Journalismus lebt davon, einen Skandal zu machen. Hier ist er. Litauen liegt im Baltikum. Im Westen Russlands Enklave Kaliningrad, im Osten Weißrussland. Für einen Skandal braucht es da nur einen Tanzschritt.
Litauen, eingebunden in die EU und NATO, steht an der Frontlinie und lebt vom Handel mit Russland. Jede Sanktion gegen Moskaus Machthaber findet hier ein Loch im Netz.

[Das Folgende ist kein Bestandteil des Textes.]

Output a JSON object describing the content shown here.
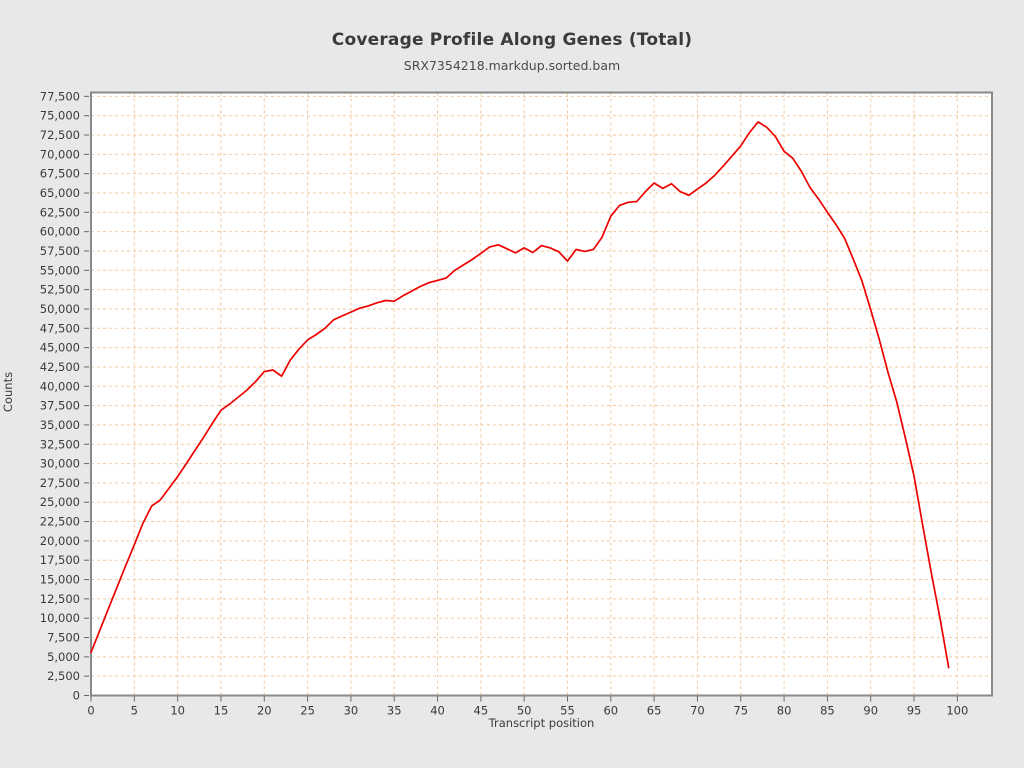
{
  "page": {
    "background": "#e8e8e8",
    "plot_background": "#ffffff"
  },
  "header": {
    "title": "Coverage Profile Along Genes (Total)",
    "subtitle": "SRX7354218.markdup.sorted.bam"
  },
  "axes": {
    "x_label": "Transcript position",
    "y_label": "Counts"
  },
  "chart_data": {
    "type": "line",
    "title": "Coverage Profile Along Genes (Total)",
    "subtitle": "SRX7354218.markdup.sorted.bam",
    "xlabel": "Transcript position",
    "ylabel": "Counts",
    "xlim": [
      0,
      104
    ],
    "ylim": [
      0,
      78000
    ],
    "grid": {
      "visible": true,
      "style": "dashed",
      "color": "#f3c9a2"
    },
    "legend_position": "none",
    "x_ticks": [
      0,
      5,
      10,
      15,
      20,
      25,
      30,
      35,
      40,
      45,
      50,
      55,
      60,
      65,
      70,
      75,
      80,
      85,
      90,
      95,
      100
    ],
    "y_ticks": [
      0,
      2500,
      5000,
      7500,
      10000,
      12500,
      15000,
      17500,
      20000,
      22500,
      25000,
      27500,
      30000,
      32500,
      35000,
      37500,
      40000,
      42500,
      45000,
      47500,
      50000,
      52500,
      55000,
      57500,
      60000,
      62500,
      65000,
      67500,
      70000,
      72500,
      75000,
      77500
    ],
    "series": [
      {
        "name": "SRX7354218.markdup.sorted.bam",
        "color": "#ee0000",
        "x_start": 0,
        "x_step": 1,
        "values": [
          5570,
          8400,
          11200,
          14000,
          16800,
          19500,
          22300,
          24500,
          25300,
          26800,
          28300,
          30000,
          31700,
          33400,
          35200,
          36900,
          37700,
          38600,
          39500,
          40600,
          41900,
          42100,
          41300,
          43400,
          44800,
          46000,
          46700,
          47500,
          48600,
          49100,
          49600,
          50100,
          50400,
          50800,
          51100,
          51000,
          51700,
          52300,
          52900,
          53400,
          53700,
          54000,
          55000,
          55700,
          56400,
          57200,
          58000,
          58300,
          57800,
          57250,
          57900,
          57300,
          58200,
          57900,
          57400,
          56200,
          57700,
          57450,
          57700,
          59300,
          62000,
          63400,
          63800,
          63900,
          65200,
          66300,
          65600,
          66200,
          65200,
          64700,
          65500,
          66300,
          67300,
          68500,
          69800,
          71100,
          72800,
          74200,
          73500,
          72300,
          70400,
          69500,
          67800,
          65700,
          64200,
          62500,
          60900,
          59100,
          56400,
          53600,
          49900,
          46000,
          41800,
          38000,
          33300,
          28400,
          22000,
          15800,
          10000,
          3600
        ]
      }
    ]
  }
}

Fische für Kaliningrad sind das große Geschäft dieses Ostsee-Anrainers.
Der Bürgermeister von Kaunas, einem Städtchen mitten in Litauen, heißt Visvaldas Matijošaitis. Er ist der Gründer eines Unternehmen, dass zum zweitgrößten Fischlieferanten nach Russland aufstieg, der Vičiūnų grupe. Eine solches Unternehmen braucht gute Beziehungen. Und die hat er. Seine Stadt regiert der machtvolle Stadtobere schon in vierter Amtszeit, also eine gefühlt Ewigkeit. Wenn in Kaunas ein Festival stattfindet, dann mit „seinem“ Geld, der städtischen Förderung. „ConTempo“ heißt das Ereignis und wird von der herrlich umtriebigen Gintarė Masteikaitė organisiert. Sie lud eine Performance ein, die am Ufer einer der beiden Flüsse stattfinden sollte, die sich in Kaunas vereinigen, Neris und Nemunas. Die litauische Choreografin Aira Nagineviūtė und ihre Mitstreiterinnen, Erika Vizbaraitė und Arūnas Adomaitis, wollten eine Kalaschnikow in den Baum hängen. Vor dieser Waffe würden sie in einem Baum baumelnd dem Schwebezustand der aktuellen Bedrohung ins Auge sehen.